For patients living undiagnosed, their illness can be like one big puzzle. Unfortunately, in their big puzzle box, too many pieces are missing to create a clear picture. Dr. Jerad Gardner with UAMS has dedicated his life to solving complicated, incomplete puzzles. He spends time finding and studying diseases for patients who are undiagnosed.
“There are so many diseases that can happen to the human body and even when doctors spend years and years training, it’s impossible to know them all,” he said. “Sometimes you see things where you just can't put all the clues together and it really takes a long time and multiple doctors for the diagnosis to become clear.”
Gardner said the journey for patients who are living with an undiagnosed illness, is often a terrible experience.“Going through the process of having symptoms and not knowing what’s going on while having your doctor struggle to figure out what’s going on or how to make you better is terrible for anyone,” he said.
Gardner specializes in diagnosing rare cancers but said he still encounters cases on a regular basis that he can’t solve.
“That lack of knowledge about what your disease is, is so frustrating,” he said.
Living in a perpetual state of unknowing, is ironically, something Pip Caliskan knows too well.
When she was around 25 years old, she noticed a little bump in her hairline. It concerned her, so she went to her local general practitioner. They said it was a cyst and recommended she leave it alone. She complied and didn't do anything for six months other than change her hairstyle to cover it up. Over time, the “cyst” kept growing and she was desperate to get it removed. One doctor, she visited decided they should remove the bump.
“They gave me a couple of stitches and they sent me home,” she said. “I got a phone call a few weeks later and they told me I had cancer.”
Pip was eventually diagnosed with a rare skin cancer called Dermatofibrosarcoma Protuberans or DFSP. At the time, little to nothing was known about it. She would learn it was recurring cancer; five recurrences in Pip’s case.
After that final occurrence, and visiting four doctors over the course of a year, she ended up getting an extreme surgery attempting to remove every cancer cell.
“I had my entire forehead removed including all the soft tissue muscle, nerves, and 85 percent thickness of skull bone,” she said. “I had my right lat Dorsi muscles transplanted onto my forehead and they took skin grafts from the back of my head and laid them over the muscle.”
That was over a decade ago. Pip hasn’t had a recurrence since. She is praying it never comes back. She said she wishes she would have known what was wrong sooner.
“If I would have had that drastic procedure over 20 years ago, then maybe it wouldn't have been a constant, ongoing part of my life for two decades,” she said. “But 20 years ago they knew less about DFSP than they know now,” she said.
In an effort to help others living with DFSP cancer, she started a Facebook group. There are now nearly 2,000 people in that group today. For many of those members, it took them even longer than Pip to find answers about their rare cancer.

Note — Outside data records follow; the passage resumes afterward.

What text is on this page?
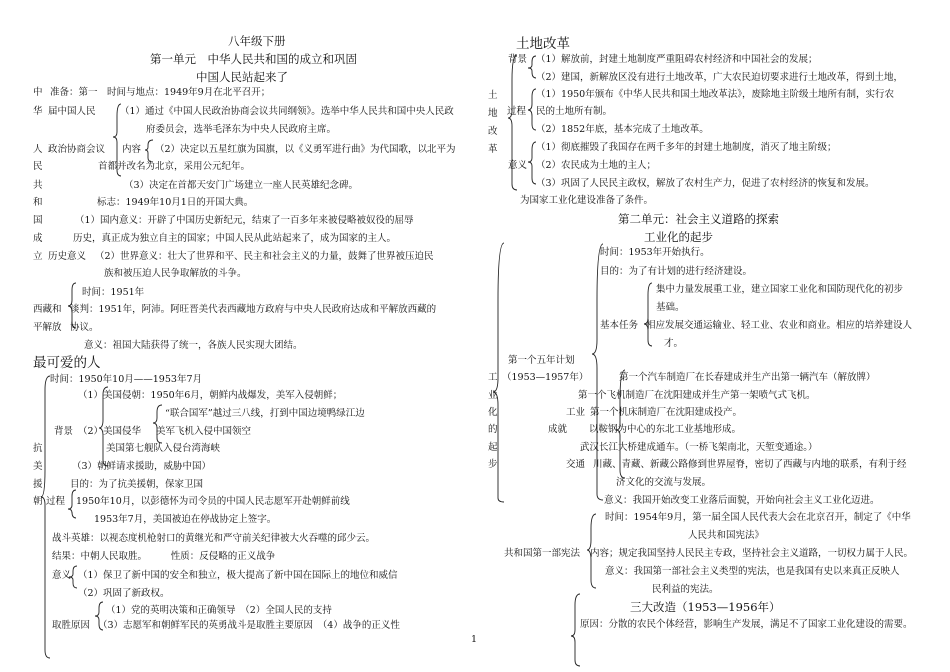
八年级下册
第一单元　中华人民共和国的成立和巩固
中国人民站起来了
中
华
人
民
共
和
国
成
立
准备：第一 时间与地点：1949年9月在北平召开；
届中国人民
政治协商会议
（1）通过《中国人民政治协商会议共同纲领》。选举中华人民共和国中央人民政
府委员会，选举毛泽东为中央人民政府主席。
内容 （2）决定以五星红旗为国旗，以《义勇军进行曲》为代国歌，以北平为
首都并改名为北京，采用公元纪年。
（3）决定在首都天安门广场建立一座人民英雄纪念碑。
标志：1949年10月1日的开国大典。
（1）国内意义：开辟了中国历史新纪元，结束了一百多年来被侵略被奴役的屈辱
历史，真正成为独立自主的国家；中国人民从此站起来了，成为国家的主人。
历史意义 （2）世界意义：壮大了世界和平、民主和社会主义的力量，鼓舞了世界被压迫民
族和被压迫人民争取解放的斗争。
时间：1951年
西藏和 谈判：1951年，阿沛。阿旺晋美代表西藏地方政府与中央人民政府达成和平解放西藏的
平解放 协议。
意义：祖国大陆获得了统一，各族人民实现大团结。
最可爱的人
时间：1950年10月——1953年7月
（1）美国侵朝：1950年6月，朝鲜内战爆发，美军入侵朝鲜；
“联合国军”越过三八线，打到中国边境鸭绿江边
背景 （2）美国侵华 美军飞机入侵中国领空
美国第七舰队入侵台湾海峡
（3）朝鲜请求援助，威胁中国）
目的：为了抗美援朝，保家卫国
抗
美
援
朝 过程 1950年10月，以彭德怀为司令员的中国人民志愿军开赴朝鲜前线
1953年7月，美国被迫在停战协定上签字。
战斗英雄：以视态度机枪射口的黄继光和严守前关纪律被大火吞噬的邱少云。
结果：中朝人民取胜。　　　性质：反侵略的正义战争
意义 （1）保卫了新中国的安全和独立，极大提高了新中国在国际上的地位和威信
（2）巩固了新政权。
（1）党的英明决策和正确领导　（2）全国人民的支持
取胜原因 （3）志愿军和朝鲜军民的英勇战斗是取胜主要原因　（4）战争的正义性
1
土地改革
土
地
改
革
背景 （1）解放前，封建土地制度严重阻碍农村经济和中国社会的发展；
（2）建国，新解放区没有进行土地改革，广大农民迫切要求进行土地改革，得到土地，
（1）1950年颁布《中华人民共和国土地改革法》，废除地主阶级土地所有制，实行农
过程 民的土地所有制。
（2）1852年底，基本完成了土地改革。
（1）彻底摧毁了我国存在两千多年的封建土地制度，消灭了地主阶级；
意义 （2）农民成为土地的主人；
（3）巩固了人民民主政权，解放了农村生产力，促进了农村经济的恢复和发展。
为国家工业化建设准备了条件。
第二单元：社会主义道路的探索
工业化的起步
时间：1953年开始执行。
目的：为了有计划的进行经济建设。
集中力量发展重工业，建立国家工业化和国防现代化的初步
基础。
基本任务 相应发展交通运输业、轻工业、农业和商业。相应的培养建设人
才。
第一个五年计划
（1953—1957年）
工
业
化
的
起
步
第一个汽车制造厂在长春建成并生产出第一辆汽车（解放牌）
第一个飞机制造厂在沈阳建成并生产第一架喷气式飞机。
工业 第一个机床制造厂在沈阳建成投产。
成就 以鞍钢为中心的东北工业基地形成。
武汉长江大桥建成通车。（一桥飞架南北，天堑变通途。）
交通 川藏、青藏、新藏公路修到世界屋脊，密切了西藏与内地的联系，有利于经
济文化的交流与发展。
意义：我国开始改变工业落后面貌，开始向社会主义工业化迈进。
时间：1954年9月，第一届全国人民代表大会在北京召开，制定了《中华
人民共和国宪法》
共和国第一部宪法 内容；规定我国坚持人民民主专政，坚持社会主义道路，一切权力属于人民。
意义：我国第一部社会主义类型的宪法，也是我国有史以来真正反映人
民利益的宪法。
三大改造（1953—1956年）
原因：分散的农民个体经营，影响生产发展，满足不了国家工业化建设的需要。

“For some people, it took 20 years or more to find a diagnosis,” she said. Pip and others in her group are still learning about their cancer. But as of a few years ago, they gained the help of Dr. Gardner. He found Pip and her Facebook group and they've worked together documenting patient stories to write a medical research paper.
“It’s inspiring for me as a physician to watch these patients inspire and educate each other about these diseases,” he said.
As people connect across the globe and doctors continue to study, Dr. Gardner feels the trajectory will change for many currently living undiagnosed.
“I imagine over time we will all of a sudden have answers for things that have been medical mysteries,” he said. “That's the blessing and curse of medicine; it’s cool to see it happen and frustrating for everyone in the meantime.” He said he feels a lot of hope for the future.
“When you look back at the past 10 or 100 years, medicine has changed in unbelievable ways,” he said.